Und dann war da noch die zu erwartenden Fortsetzung des sog. Spruchbandbattles zwischen HB98 und WH96. Was da läuft, müssen die Gruppen verantworten, aber mir gefällt das Niveau schon die ganze Zeit nicht. Ich komme nicht vom Battle-Rap und finde es echt problematisch, dass nicht nur die jeweilige Gruppe verhöhnt wird (womit vermutlich niemand ein Problem hätte), sondern Menschen diskriminiert werden, die mit Fußball nichts zu tun haben und von denen man auch nicht erwarten kann, dass sie ein Verständnis für dieses provokativ-antagonistische Element der Ultrakultur haben. Für viele Opfer sexueller Gewalt ist die „Silvesternacht“ von Köln 2015/2016 ein hochsensibles Thema, gleichsam hat die rassistische Stigmatisierung junger Männer aus dem nordafrikanischen- und arabischen Raum als potentielle Vergewaltiger in der medialen Debatte an Gewicht gewonnen. Verschiedene Deutungen sind möglich. Mir ist schon klar, dass das Spruchband „heftiger“ als die vorherigen sein musste, doch für mich ist das alles zu viel. Aber das wissen ja eh alle. Dass Preetz im Nachgang den Leuten absprach Herthaner zu sein, ist auch schon wieder so ein Quatsch, den man immer dann in den Medien erzählen muss, wenn es irgendwelche Vorkommnisse gegeben hat. Mit einer äußeren Distanzierung ersucht man Gnade beim DFB, während man innerlich genau weiß, wer der Kern der Fanszene ist und was er für den Verein leistet. Blödfug also.

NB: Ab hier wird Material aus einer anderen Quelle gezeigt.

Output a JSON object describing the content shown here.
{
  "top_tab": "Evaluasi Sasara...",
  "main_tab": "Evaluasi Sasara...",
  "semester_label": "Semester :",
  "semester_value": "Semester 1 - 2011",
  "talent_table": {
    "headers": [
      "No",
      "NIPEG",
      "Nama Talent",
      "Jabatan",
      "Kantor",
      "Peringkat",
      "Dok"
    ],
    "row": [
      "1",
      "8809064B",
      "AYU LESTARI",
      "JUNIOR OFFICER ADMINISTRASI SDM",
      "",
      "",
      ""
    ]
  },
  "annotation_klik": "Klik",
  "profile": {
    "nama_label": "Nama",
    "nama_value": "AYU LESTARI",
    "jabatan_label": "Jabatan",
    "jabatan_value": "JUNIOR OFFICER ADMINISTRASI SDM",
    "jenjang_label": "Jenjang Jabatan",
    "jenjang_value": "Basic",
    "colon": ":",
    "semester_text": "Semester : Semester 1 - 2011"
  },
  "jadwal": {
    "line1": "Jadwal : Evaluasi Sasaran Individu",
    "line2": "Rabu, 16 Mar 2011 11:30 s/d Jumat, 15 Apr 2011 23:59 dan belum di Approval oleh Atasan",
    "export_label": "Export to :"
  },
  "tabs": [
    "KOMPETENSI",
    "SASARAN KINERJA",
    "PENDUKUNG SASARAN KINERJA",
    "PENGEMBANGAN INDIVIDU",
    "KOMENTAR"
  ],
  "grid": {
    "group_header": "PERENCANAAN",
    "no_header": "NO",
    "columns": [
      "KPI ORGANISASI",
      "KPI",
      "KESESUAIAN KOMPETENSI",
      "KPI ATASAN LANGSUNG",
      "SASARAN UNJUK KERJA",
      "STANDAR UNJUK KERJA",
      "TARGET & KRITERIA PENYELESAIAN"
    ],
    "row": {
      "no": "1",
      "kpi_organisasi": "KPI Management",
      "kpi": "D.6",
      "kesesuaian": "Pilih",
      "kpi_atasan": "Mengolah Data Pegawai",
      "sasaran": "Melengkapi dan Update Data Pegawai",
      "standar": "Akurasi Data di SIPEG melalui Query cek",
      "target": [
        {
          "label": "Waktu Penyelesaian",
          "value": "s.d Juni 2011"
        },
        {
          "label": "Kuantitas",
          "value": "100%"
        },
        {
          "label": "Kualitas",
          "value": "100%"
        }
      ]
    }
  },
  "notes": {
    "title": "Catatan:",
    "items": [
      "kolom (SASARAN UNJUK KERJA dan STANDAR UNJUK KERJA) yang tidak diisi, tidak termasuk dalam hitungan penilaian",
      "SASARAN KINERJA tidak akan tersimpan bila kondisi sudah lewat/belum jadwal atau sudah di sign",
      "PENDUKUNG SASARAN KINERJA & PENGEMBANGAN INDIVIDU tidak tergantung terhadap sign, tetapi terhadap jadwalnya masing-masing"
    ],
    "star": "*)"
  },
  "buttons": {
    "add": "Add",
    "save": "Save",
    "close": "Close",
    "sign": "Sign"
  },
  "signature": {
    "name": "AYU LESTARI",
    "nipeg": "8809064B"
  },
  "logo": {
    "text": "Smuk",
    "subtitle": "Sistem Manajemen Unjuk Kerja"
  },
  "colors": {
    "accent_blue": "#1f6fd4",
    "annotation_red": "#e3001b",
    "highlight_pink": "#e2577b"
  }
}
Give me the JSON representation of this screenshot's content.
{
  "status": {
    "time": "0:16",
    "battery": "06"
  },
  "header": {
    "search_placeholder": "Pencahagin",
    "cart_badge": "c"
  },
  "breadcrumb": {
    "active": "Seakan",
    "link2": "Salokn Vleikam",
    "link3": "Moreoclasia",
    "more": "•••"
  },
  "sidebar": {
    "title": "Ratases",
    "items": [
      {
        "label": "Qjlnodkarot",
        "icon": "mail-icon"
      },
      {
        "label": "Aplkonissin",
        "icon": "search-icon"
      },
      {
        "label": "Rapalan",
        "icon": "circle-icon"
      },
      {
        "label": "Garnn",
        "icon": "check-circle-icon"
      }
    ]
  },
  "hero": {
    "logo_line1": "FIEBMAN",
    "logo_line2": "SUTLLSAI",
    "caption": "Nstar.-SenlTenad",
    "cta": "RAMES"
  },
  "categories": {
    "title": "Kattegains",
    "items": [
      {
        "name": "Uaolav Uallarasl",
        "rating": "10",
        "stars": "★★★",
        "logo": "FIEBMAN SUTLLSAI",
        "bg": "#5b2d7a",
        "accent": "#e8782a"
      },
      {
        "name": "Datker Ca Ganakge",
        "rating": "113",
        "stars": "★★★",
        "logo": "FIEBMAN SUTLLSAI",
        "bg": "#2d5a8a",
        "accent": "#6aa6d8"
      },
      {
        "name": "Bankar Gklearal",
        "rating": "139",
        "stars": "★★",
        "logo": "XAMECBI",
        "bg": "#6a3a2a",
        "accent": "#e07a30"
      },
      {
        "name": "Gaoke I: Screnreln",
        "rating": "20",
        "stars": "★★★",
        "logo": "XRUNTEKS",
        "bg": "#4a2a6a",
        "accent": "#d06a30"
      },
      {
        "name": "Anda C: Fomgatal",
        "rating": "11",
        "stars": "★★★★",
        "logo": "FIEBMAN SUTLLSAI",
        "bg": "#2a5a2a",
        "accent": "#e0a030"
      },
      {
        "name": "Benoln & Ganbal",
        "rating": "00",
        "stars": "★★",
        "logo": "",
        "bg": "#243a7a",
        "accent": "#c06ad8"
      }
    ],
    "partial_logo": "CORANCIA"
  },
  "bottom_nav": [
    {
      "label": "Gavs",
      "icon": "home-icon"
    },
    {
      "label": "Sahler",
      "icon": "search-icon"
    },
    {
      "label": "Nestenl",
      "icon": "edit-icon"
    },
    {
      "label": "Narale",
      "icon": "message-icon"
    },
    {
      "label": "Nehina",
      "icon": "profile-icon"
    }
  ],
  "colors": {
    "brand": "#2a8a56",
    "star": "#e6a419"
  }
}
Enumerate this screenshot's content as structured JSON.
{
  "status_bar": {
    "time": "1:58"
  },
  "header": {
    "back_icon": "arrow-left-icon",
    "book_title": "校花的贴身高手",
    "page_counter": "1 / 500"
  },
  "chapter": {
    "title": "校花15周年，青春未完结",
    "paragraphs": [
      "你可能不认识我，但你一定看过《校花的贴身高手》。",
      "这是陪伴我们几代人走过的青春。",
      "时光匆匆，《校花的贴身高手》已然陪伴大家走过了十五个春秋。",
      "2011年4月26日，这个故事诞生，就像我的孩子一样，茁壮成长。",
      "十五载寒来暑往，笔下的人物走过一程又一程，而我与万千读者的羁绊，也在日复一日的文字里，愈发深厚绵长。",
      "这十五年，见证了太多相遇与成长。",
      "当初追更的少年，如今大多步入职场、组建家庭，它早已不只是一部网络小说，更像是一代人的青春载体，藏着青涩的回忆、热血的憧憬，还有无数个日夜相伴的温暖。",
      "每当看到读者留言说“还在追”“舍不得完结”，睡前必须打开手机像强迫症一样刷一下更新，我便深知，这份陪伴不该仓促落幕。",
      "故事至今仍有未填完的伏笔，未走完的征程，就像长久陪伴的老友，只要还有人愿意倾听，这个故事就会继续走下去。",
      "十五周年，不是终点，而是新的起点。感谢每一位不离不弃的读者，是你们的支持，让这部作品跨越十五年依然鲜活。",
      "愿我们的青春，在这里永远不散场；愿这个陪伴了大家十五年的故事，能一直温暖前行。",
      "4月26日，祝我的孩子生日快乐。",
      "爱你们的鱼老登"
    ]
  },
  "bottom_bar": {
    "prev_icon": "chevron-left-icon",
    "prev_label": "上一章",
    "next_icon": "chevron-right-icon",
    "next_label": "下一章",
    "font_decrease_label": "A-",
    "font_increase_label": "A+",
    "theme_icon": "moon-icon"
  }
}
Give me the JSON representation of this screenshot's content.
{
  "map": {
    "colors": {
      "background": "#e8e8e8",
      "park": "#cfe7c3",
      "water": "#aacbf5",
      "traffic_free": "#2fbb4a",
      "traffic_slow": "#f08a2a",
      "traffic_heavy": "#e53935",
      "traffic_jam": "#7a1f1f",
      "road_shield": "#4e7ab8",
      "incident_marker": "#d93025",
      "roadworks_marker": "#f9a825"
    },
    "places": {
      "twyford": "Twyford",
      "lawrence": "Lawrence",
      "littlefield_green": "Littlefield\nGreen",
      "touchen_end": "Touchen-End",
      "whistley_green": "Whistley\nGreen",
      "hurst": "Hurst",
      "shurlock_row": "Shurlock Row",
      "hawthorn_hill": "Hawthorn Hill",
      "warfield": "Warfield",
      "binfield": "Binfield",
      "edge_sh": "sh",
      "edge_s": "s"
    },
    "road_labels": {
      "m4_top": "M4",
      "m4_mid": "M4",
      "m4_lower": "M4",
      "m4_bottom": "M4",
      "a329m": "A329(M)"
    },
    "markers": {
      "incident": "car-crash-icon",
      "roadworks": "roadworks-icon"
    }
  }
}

Es bleibt zu erwähnen, dass Niklas Stark in der 69. Minute noch den Anschlusstreffer erzielte, Hertha aber zu keiner Aufholjagd im Stande war. Daran konnte auch der nun anwesende Justus (FGB) nichts ändern. Stattdessen feierten die Kölner auf der anderen Seite ihre Kehrtwende (?) und demütigten mit ihren Gesängen die allerletzten verbliebenen Blau-Weißen im Olympiastadion. Punkt.